ENFL223

Tuesday of the Sixteenth Week in Ordinary Time

Beware of the common sense!

While he was still speaking to the crowds, his mother and his brothers appeared outside, wishing to speak with him. (Someone told him, “Your mother and your brothers are standing outside, asking to speak with you.”)  But he said in reply to the one who told him, “Who is my mother? Who are my brothers?” And stretching out his hand toward his disciples, he said, “Here are my mother and my brothers. For whoever does the will of my heavenly Father is my brother, and sister, and mother.”  Mt 12,46-50

Each son, when the time is ripe, must marry his own plan of life, leave the family which created him, educated and brought up, to form another family, where, in a new home, sharing joys, sorrows and moments of life. In this sense, the term “family” extends to all the people who share and participate in the same project of life. It may be a new family, a community or a religious order: these are brothers who are living the same mission.
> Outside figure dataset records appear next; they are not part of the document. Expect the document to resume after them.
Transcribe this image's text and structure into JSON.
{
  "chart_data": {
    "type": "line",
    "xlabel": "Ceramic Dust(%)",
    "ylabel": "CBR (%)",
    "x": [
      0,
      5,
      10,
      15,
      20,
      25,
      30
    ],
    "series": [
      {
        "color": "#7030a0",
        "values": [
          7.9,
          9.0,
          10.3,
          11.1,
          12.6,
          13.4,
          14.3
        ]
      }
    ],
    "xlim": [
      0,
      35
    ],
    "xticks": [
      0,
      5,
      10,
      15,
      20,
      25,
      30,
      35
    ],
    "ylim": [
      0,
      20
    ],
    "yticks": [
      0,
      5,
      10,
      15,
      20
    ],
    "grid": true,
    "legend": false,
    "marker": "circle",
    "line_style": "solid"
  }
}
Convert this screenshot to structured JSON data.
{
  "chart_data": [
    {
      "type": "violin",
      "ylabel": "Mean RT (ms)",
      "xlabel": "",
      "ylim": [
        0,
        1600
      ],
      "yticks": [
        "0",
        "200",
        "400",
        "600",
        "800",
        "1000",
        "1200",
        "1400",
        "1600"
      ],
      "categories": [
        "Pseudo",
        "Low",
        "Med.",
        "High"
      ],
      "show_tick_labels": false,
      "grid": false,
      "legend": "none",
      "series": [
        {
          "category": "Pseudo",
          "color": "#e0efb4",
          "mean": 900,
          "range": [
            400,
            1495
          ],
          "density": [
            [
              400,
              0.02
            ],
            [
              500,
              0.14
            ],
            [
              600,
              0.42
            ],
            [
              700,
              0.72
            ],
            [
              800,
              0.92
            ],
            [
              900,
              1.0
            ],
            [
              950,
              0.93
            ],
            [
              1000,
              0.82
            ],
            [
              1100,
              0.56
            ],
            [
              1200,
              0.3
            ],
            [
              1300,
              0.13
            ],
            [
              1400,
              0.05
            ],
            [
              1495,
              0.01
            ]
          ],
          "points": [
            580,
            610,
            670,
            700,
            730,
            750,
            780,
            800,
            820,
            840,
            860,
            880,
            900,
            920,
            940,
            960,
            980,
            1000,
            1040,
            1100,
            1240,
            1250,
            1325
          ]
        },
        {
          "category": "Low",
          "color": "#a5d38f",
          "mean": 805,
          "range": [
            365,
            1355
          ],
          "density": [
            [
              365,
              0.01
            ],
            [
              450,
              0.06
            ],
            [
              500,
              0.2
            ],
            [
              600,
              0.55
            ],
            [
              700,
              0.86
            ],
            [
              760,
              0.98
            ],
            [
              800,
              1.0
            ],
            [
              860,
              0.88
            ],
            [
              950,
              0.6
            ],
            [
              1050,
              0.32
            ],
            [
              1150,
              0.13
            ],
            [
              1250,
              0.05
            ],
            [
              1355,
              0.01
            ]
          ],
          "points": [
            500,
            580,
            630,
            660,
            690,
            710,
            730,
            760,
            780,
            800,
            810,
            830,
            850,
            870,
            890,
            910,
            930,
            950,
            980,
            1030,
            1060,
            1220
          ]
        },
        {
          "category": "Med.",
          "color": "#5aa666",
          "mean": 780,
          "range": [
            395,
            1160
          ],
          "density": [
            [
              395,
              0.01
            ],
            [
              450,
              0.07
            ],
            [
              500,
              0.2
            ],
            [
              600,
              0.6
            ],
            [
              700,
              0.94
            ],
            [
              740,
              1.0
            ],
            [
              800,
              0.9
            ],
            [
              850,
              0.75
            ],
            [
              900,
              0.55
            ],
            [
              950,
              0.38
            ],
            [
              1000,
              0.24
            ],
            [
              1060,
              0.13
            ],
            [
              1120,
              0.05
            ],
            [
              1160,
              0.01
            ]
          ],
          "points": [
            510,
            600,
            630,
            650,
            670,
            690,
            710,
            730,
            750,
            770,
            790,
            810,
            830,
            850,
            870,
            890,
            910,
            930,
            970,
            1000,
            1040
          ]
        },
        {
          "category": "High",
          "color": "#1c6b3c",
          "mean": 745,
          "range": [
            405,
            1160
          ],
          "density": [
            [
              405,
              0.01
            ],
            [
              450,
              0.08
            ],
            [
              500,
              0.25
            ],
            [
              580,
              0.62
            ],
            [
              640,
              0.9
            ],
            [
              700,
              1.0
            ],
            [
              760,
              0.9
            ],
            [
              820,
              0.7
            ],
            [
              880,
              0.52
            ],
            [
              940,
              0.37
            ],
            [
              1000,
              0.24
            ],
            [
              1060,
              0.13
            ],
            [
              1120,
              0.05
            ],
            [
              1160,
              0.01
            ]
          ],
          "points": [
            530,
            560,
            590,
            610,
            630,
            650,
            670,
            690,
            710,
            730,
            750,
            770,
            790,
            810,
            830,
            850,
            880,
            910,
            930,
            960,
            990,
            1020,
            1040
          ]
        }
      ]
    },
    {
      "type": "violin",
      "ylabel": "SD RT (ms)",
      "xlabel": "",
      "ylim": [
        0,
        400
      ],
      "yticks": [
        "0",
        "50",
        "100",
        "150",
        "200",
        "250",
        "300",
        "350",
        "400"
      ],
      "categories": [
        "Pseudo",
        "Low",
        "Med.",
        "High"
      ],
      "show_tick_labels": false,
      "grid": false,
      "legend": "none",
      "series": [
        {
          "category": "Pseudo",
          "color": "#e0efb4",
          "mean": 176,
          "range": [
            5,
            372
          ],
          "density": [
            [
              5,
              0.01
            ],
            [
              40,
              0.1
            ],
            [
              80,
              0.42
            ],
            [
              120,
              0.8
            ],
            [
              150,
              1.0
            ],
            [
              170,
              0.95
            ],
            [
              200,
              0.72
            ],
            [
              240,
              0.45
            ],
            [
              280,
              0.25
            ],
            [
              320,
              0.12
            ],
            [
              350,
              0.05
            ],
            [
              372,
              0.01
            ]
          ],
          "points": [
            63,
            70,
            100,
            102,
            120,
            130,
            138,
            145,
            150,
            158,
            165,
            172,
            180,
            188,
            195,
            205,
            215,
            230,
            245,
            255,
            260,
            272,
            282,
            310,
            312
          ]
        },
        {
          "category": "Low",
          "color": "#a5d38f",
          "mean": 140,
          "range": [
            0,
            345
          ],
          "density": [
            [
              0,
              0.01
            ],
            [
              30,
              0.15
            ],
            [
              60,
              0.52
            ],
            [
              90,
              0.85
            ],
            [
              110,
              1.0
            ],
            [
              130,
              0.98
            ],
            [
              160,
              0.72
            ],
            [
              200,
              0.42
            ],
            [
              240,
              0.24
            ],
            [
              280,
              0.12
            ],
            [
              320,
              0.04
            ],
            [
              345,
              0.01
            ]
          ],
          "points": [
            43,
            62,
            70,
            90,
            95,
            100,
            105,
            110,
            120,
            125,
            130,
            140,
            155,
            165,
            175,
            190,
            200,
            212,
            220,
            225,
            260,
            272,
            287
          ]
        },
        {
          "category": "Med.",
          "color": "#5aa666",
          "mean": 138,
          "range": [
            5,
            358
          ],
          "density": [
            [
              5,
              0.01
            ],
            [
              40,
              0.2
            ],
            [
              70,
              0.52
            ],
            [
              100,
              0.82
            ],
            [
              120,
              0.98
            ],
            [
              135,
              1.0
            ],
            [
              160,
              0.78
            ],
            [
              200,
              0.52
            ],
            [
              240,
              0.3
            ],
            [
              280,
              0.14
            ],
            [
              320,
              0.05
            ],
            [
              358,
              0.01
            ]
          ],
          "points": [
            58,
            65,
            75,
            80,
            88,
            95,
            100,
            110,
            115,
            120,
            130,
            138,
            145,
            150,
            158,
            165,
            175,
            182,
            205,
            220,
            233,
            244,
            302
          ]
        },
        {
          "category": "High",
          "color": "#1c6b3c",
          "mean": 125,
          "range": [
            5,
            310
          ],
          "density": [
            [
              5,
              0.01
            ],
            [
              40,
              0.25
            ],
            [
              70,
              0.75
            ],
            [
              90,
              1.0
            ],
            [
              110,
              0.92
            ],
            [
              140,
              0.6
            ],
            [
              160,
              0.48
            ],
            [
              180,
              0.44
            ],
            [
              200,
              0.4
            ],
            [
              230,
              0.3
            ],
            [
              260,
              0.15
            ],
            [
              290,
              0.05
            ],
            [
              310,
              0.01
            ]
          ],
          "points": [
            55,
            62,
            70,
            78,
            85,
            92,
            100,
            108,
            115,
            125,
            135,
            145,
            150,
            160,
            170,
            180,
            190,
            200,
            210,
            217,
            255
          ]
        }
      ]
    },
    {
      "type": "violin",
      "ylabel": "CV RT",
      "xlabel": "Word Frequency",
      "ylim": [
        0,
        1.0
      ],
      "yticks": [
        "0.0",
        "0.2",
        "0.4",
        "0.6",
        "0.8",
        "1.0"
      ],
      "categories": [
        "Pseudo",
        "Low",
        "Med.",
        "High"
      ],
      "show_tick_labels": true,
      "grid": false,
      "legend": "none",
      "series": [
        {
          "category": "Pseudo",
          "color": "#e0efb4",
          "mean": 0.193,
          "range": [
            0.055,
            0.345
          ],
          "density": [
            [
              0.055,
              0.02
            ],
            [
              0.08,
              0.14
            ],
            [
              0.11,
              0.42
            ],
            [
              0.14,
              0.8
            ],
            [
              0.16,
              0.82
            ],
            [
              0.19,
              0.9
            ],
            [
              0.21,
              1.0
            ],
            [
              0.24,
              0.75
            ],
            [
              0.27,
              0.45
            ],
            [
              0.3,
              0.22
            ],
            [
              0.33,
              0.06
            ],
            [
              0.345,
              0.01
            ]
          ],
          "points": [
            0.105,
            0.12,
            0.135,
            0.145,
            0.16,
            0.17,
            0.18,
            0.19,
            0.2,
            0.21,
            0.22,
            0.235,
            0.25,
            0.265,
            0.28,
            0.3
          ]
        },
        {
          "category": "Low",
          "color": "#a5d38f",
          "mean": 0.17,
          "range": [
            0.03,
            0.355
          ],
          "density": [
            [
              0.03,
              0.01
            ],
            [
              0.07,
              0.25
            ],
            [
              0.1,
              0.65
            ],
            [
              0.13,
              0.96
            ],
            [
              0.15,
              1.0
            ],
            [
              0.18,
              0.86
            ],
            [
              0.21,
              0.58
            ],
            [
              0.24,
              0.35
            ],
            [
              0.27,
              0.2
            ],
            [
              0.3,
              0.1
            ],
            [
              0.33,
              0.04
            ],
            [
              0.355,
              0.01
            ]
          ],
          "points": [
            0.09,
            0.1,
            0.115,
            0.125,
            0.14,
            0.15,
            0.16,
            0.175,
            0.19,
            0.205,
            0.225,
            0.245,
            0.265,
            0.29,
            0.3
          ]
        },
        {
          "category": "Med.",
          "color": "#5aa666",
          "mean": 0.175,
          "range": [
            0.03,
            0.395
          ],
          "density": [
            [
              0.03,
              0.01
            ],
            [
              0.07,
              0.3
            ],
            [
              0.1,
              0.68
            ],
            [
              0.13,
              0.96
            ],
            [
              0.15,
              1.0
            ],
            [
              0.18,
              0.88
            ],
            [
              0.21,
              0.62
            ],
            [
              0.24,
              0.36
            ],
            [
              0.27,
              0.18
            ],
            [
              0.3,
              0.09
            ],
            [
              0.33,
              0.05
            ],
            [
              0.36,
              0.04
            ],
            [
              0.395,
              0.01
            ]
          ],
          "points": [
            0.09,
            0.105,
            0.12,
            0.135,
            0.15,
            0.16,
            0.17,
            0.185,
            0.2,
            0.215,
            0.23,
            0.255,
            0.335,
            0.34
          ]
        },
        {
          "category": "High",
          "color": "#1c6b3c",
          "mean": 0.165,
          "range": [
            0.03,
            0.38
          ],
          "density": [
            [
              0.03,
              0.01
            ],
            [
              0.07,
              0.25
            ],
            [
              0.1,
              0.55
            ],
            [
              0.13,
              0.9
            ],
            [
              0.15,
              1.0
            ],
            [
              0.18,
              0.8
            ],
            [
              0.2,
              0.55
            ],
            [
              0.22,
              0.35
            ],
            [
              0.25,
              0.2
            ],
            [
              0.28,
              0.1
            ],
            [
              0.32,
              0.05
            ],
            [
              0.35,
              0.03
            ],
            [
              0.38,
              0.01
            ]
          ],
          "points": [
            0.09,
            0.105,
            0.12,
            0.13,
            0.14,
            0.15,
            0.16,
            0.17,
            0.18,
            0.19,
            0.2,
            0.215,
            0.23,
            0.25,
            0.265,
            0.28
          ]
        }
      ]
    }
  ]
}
In the today’s gospel Jesus is at home with his disciples, perhaps he is explaining the mysteries of the kingdom, which he describes only by parables to those who are out. At a certain point in time, someone says to him: “Behold, your mother and your brothers are standing outside, asking to speak with you”. The text does not say why they are looking for him, however, the presence of his mother makes us thinking that it is certainly not to dissuade him from his mission, which Mary has shared and prepared since Jesus was a child. However, he perceives that voice as the risk of a reference to the “common sense”, which is always understood as an invitation to reflect, to postpone and to think again. And thus he answers: “Here are my mother and my brothers. For whoever does the will of my heavenly Father, is my brother, and sister and mother”. By this sentence Jesus does not want to state that Mary has not done the will of God – it would be impossible to be supported! -; he only means that his new brothers are those who share, day after day, his plan of life. It is good, however, to ask what is that common sense, from which Jesus keeps so firmly apart. In the important decisions of the life, the “human common sense” is that mental attitude which is likely always risking to oppose to the “wisdom of God” because – as st. Paul says (1Cor 3,19) – “the wisdom of this world is foolishness in the eyes of God”. The common sense, this species of sedimentation of the wisdom of the people, which is often expressed through proverbs, at certain times becomes an excess of caution: rather than move us to action, it hampers us to the “inaction”. There are moments in the life where the folly is wiser than the common sense. Pascal expresses this concept with the famous thought: “The heart has its reasons which the reason does not intend”.